Menguasai teknik penulisan sosok atau biografi sangatlah penting, tetapi jauh lebih penting menghindari ranjau-ranjau dalam menulis biografi. Teknik penulisan biografi sesungguhnya adalah teknik menulis feature atau news feature pada umumnya dengan pendekatan penulisan jurnalistik. Karena yang digunakan adalah pendekatan jurnalistik, prinsip-prinsip jurnalistik sebagaimana yang dikemukakan oleh Bill Kovach dan Tom Rosenstiel dalam buku The Elements of Journalism, harus dipegang teguh, khususnya pada upaya menggali dan melaporkan kebenaran. Prinsip menulis berita, sebagaimana yang disyaratkan Kovach dan Rosenstiel adalah bukan memanipulasi fakta, melainkan menulis dan melaporkan fakta yang sebenarnya. Journalism’s first obligation is to the truth, bahwa kewajiban pertama jurnalisme adalah menjunjung tinggi kebenaran, tidak boleh ada fakta yang ditambahi atau dikurangi. Fact is sacred, fakta adalah suci.
Sosok pada prinsipnya biografi ringkas. Sebagaimana arti biografi yang berasal dari bahasa Yunani (yaitu bios yang berarti ‘hidup’ dan graphien yang berarti ‘tulis’), merupakan tulisan tentang kehidupan seseorang. Biografi merupakan sebuah kisah riwayat hidup seseorang. Bisa berbentuk beberapa kata, beberapa baris kalimat, atau bisa juga dalam bentuk buku. Biografi ditulis dalam bahasa tutur atau gaya bercerita yang menawan dan mendekatkan antara pembaca dan tokoh yang disosokkan. Tugas penulis sosok atau biografi memang mendekatkan pembaca dengan sosok yang sedang dibacanya. Jika sosok lebih mengedepankan kiprah atau prestasi terbaru seseorang, biografi yang lebih panjang mengungkap informasi penting mengenai orang itu, tetapi diceritakan dengan lebih detail. Biografi berbeda dengan sejarah. Jika sejarah membahas masyarakat sebagai sebuah bangunan kolektivitas, biografi memfokuskan diri pada manusia sebagai individu. Dengan kata lain, sejarah berangkat dari masyarakat, sementara itu biografi berangkat dari individu.

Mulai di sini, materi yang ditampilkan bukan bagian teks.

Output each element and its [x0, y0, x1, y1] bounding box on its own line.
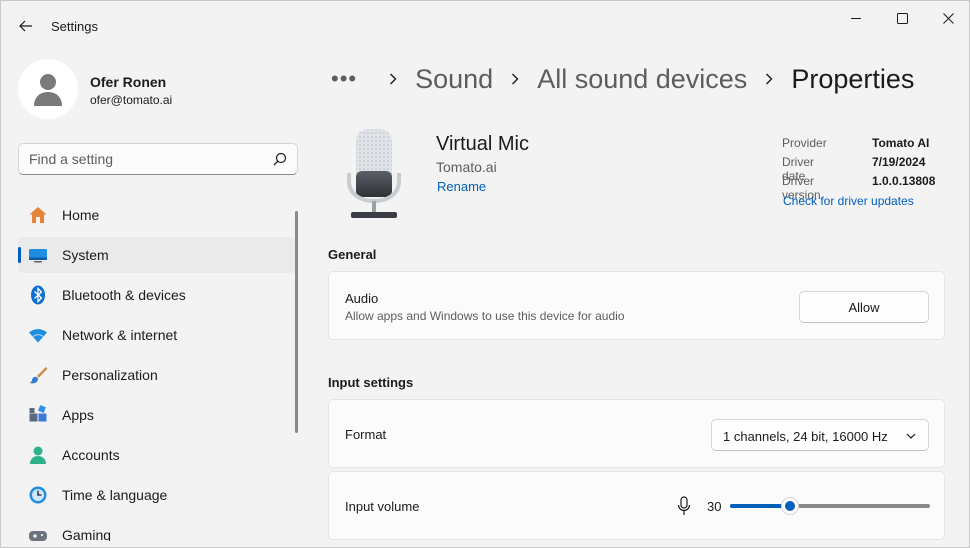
search-box [18, 143, 298, 175]
allow-button[interactable]: Allow [799, 291, 929, 323]
check-driver-updates-link[interactable]: Check for driver updates [783, 194, 914, 208]
sidebar-item-label: Network & internet [62, 327, 178, 343]
back-arrow-icon [19, 20, 32, 32]
format-label: Format [345, 427, 387, 442]
sidebar-item-label: Home [62, 207, 100, 223]
microphone-icon[interactable] [677, 496, 691, 516]
microphone-icon [347, 129, 401, 218]
input-settings-section-title: Input settings [328, 375, 414, 390]
page-title: Properties [791, 63, 915, 94]
system-icon [29, 249, 47, 263]
sidebar-item-bluetooth[interactable]: Bluetooth & devices [18, 277, 296, 313]
home-icon [29, 207, 47, 223]
slider-thumb[interactable] [781, 497, 799, 515]
accounts-icon [30, 446, 46, 464]
sidebar-item-gaming[interactable]: Gaming [18, 517, 296, 541]
device-name: Virtual Mic [436, 133, 529, 155]
sidebar-item-apps[interactable]: Apps [18, 397, 296, 433]
sidebar-item-label: Time & language [62, 487, 168, 503]
sidebar-item-system[interactable]: System [18, 237, 296, 273]
sidebar-item-accounts[interactable]: Accounts [18, 437, 296, 473]
app-title: Settings [51, 19, 98, 34]
gamepad-icon [29, 531, 47, 541]
chevron-right-icon [383, 69, 403, 89]
settings-window: Settings Ofer Ronen ofer@tomato.ai Find … [0, 0, 970, 548]
sidebar-item-label: Bluetooth & devices [62, 287, 186, 303]
sidebar-item-label: Apps [62, 407, 94, 423]
sidebar-item-label: Personalization [62, 367, 158, 383]
title-bar: Settings [1, 1, 969, 49]
maximize-button[interactable] [879, 1, 925, 35]
minimize-icon [851, 18, 861, 19]
input-volume-slider[interactable] [730, 497, 930, 515]
breadcrumb-more-button[interactable]: ••• [331, 66, 357, 92]
audio-description: Allow apps and Windows to use this devic… [345, 309, 625, 323]
user-avatar-icon [34, 74, 62, 106]
sidebar-scrollbar[interactable] [295, 211, 298, 433]
bluetooth-icon [31, 285, 45, 305]
device-header: Virtual Mic Tomato.ai Rename Provider To… [328, 119, 946, 229]
format-dropdown[interactable]: 1 channels, 24 bit, 16000 Hz [711, 419, 929, 451]
audio-card: Audio Allow apps and Windows to use this… [328, 271, 945, 340]
close-icon [942, 12, 954, 24]
sidebar-item-personalization[interactable]: Personalization [18, 357, 296, 393]
input-volume-card: Input volume 30 [328, 471, 945, 540]
apps-icon [29, 405, 47, 422]
back-button[interactable] [13, 13, 39, 39]
sidebar-item-label: Accounts [62, 447, 120, 463]
profile-name: Ofer Ronen [90, 74, 167, 90]
chevron-down-icon [906, 433, 916, 439]
sidebar-item-label: Gaming [62, 527, 112, 541]
search-icon[interactable] [273, 152, 287, 166]
input-volume-label: Input volume [345, 499, 420, 514]
maximize-icon [896, 12, 908, 24]
chevron-right-icon [759, 69, 779, 89]
user-profile[interactable]: Ofer Ronen ofer@tomato.ai [18, 59, 298, 119]
breadcrumb-sound[interactable]: Sound [415, 64, 493, 95]
clock-icon [29, 486, 47, 504]
format-card: Format 1 channels, 24 bit, 16000 Hz [328, 399, 945, 468]
profile-email: ofer@tomato.ai [90, 93, 173, 107]
general-section-title: General [328, 247, 377, 262]
input-volume-value: 30 [707, 499, 722, 514]
device-vendor: Tomato.ai [436, 159, 497, 175]
audio-title: Audio [345, 291, 379, 306]
format-dropdown-value: 1 channels, 24 bit, 16000 Hz [723, 429, 888, 444]
search-input[interactable] [29, 144, 269, 174]
wifi-icon [29, 329, 47, 343]
rename-link[interactable]: Rename [437, 179, 486, 194]
chevron-right-icon [505, 69, 525, 89]
provider-value: Tomato AI [872, 136, 930, 150]
breadcrumb: ••• Sound All sound devices Properties [331, 59, 914, 99]
avatar [18, 59, 78, 119]
breadcrumb-all-sound-devices[interactable]: All sound devices [537, 64, 747, 95]
close-button[interactable] [925, 1, 969, 35]
sidebar-item-home[interactable]: Home [18, 197, 296, 233]
slider-thumb-dot [785, 501, 795, 511]
driver-date-value: 7/19/2024 [872, 155, 926, 169]
provider-label: Provider [782, 136, 827, 150]
sidebar-nav: Home System Bluetooth & devices Network … [18, 197, 296, 541]
sidebar-item-network[interactable]: Network & internet [18, 317, 296, 353]
brush-icon [29, 367, 48, 384]
minimize-button[interactable] [833, 1, 879, 35]
driver-version-value: 1.0.0.13808 [872, 174, 936, 188]
sidebar-item-time-language[interactable]: Time & language [18, 477, 296, 513]
sidebar-item-label: System [62, 247, 109, 263]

Rahasia dan misteri adalah “napas” dari biografi sehingga unsur-unsur itu memegang peran penting. Pada serial buku biografi tokoh pahlawan revolusioner Tan Malaka susunan Harry A. Poeze, disimpan rahasia yang begitu ketat apa dan bagaimana kematian Tan Malaka sebagai salah seorang tokoh pemikir sekaligus pejuang Indonesia yang terkenal dengan “Madilog”-nya itu. Apakah Tan Malaka meninggal dalam keadaan wajar atau seseorang telah membunuhnya karena perjuangan politiknya yang berhaluan kekiri-kirian? Kalau mati terbunuh, siapa yang membunuh pendiri cikal bakal Partai Murba ini?
Rupanya “misteri” dan “rahasia” di balik sosok Tan Malaka menjadi “nilai jual” tersendiri bagi Poeze saat di buku pertamanya kematian Tan Malaka tidak diungkap. Boleh jadi sengaja ia “menggantung” pembaca dengan tidak mengungkapkannya saat itu. Pembaca yang telanjur menamatkan jilid pertama buku mengenai sosok Tan Malaka seakan-akan terpancing dan dibuat penasaran untuk melanjutkan biografi lanjutan di jilid-jilid berikutnya.